Early morning mist rising over the Nyungwe forest
Rwanda is a small (26,328 km2 in area) and landlocked country. The capital Kigali is located centrally in the country and serves as a good starting point to visit any of the main sites. Outside of the national parks, population pressure is high and much of the country has been deforested for farming, there is also continuing pressure on wetlands.
Much of the country is rugged and mountainous, particularly in the west in the Albertine Rift region; (1600-4500 m) around the Volcanoes, Gishwati, Mukura and Nyungwe. The mountains here form a divide between the Nile and Congo River watersheds and Nyungwe Forest is home to one of the furthest sources of the Nile. The scenery in the mountainous areas is spectacular.
Much of western Rwanda is bordered by Lake Kivu, which is one of the African Great Lakes. The lake itself has rather interesting chemistry and supports large numbers of White-breasted Cormorants and Pied Kingfishers. Hotels are available in Rubavu, Karongi and Rusizi. It makes a very relaxing stop over during a tour.
Most of the country lies over 1500m above sea level. The highest areas are the mountains as detailed above, the central plateau is around 1500masl, moving eastwards the altitude drops a few hundred metres. The lowest lying part of the country, the south-west, lies around 800masl.

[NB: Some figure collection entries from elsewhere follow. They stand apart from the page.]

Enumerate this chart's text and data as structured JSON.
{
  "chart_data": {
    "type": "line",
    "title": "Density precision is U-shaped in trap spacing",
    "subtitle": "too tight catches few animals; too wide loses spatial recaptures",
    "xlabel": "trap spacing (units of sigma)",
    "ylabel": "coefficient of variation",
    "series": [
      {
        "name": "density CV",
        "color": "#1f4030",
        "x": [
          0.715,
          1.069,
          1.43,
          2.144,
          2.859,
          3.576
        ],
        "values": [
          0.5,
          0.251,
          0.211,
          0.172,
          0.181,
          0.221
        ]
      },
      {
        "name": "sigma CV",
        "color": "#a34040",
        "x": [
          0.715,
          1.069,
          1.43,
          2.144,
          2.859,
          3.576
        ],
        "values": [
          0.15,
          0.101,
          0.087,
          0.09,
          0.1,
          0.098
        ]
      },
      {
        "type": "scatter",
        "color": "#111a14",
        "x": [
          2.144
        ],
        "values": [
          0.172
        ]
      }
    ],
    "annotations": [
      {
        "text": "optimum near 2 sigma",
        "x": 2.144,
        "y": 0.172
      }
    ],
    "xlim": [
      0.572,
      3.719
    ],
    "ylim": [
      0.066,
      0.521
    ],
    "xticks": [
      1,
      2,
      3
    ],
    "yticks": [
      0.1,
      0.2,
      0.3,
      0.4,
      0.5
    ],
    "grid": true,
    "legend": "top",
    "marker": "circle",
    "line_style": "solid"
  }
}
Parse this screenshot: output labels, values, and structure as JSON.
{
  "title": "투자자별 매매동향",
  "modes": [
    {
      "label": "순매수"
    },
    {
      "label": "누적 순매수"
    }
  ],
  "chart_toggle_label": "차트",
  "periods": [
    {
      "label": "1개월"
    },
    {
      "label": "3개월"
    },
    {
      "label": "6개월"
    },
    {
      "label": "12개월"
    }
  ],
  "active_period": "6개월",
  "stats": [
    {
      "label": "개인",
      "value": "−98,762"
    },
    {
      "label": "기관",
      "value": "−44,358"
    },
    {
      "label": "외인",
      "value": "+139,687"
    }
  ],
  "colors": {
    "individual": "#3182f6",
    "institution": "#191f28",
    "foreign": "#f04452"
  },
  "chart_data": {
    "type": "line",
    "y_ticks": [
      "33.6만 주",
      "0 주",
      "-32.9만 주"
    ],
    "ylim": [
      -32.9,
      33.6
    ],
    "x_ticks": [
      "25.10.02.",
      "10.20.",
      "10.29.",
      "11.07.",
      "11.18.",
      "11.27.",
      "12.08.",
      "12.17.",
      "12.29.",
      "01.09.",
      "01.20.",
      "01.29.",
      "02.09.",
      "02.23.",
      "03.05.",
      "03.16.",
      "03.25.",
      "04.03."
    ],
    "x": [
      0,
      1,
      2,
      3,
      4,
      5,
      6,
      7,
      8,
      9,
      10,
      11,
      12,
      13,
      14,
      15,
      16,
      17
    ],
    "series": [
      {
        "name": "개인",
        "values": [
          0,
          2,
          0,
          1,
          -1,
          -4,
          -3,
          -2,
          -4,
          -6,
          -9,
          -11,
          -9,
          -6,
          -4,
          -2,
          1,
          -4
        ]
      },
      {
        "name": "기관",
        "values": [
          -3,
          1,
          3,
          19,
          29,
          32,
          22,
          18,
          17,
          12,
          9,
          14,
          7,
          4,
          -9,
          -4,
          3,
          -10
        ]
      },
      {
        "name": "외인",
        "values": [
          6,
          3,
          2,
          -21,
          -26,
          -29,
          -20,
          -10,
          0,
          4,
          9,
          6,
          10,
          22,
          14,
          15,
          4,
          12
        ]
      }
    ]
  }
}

Rainfall is varied. The mountains in the west can receive over 2,000mm per year, the eastern more low-lying areas receive around 800mm. In most years November and April are the wettest months, January and February are the “short dry season”, and June, July and August the “long dry season” VANDE WEGHE, JP. & VANDE WEGHE, GR. (2011). Due to its high-altitude temperatures are never extremely high. The average annual temperature on the central plateau is 18 to 20C, in the lower-lying east 20 to 22C and in the mountains, it can feel quite cold and damp.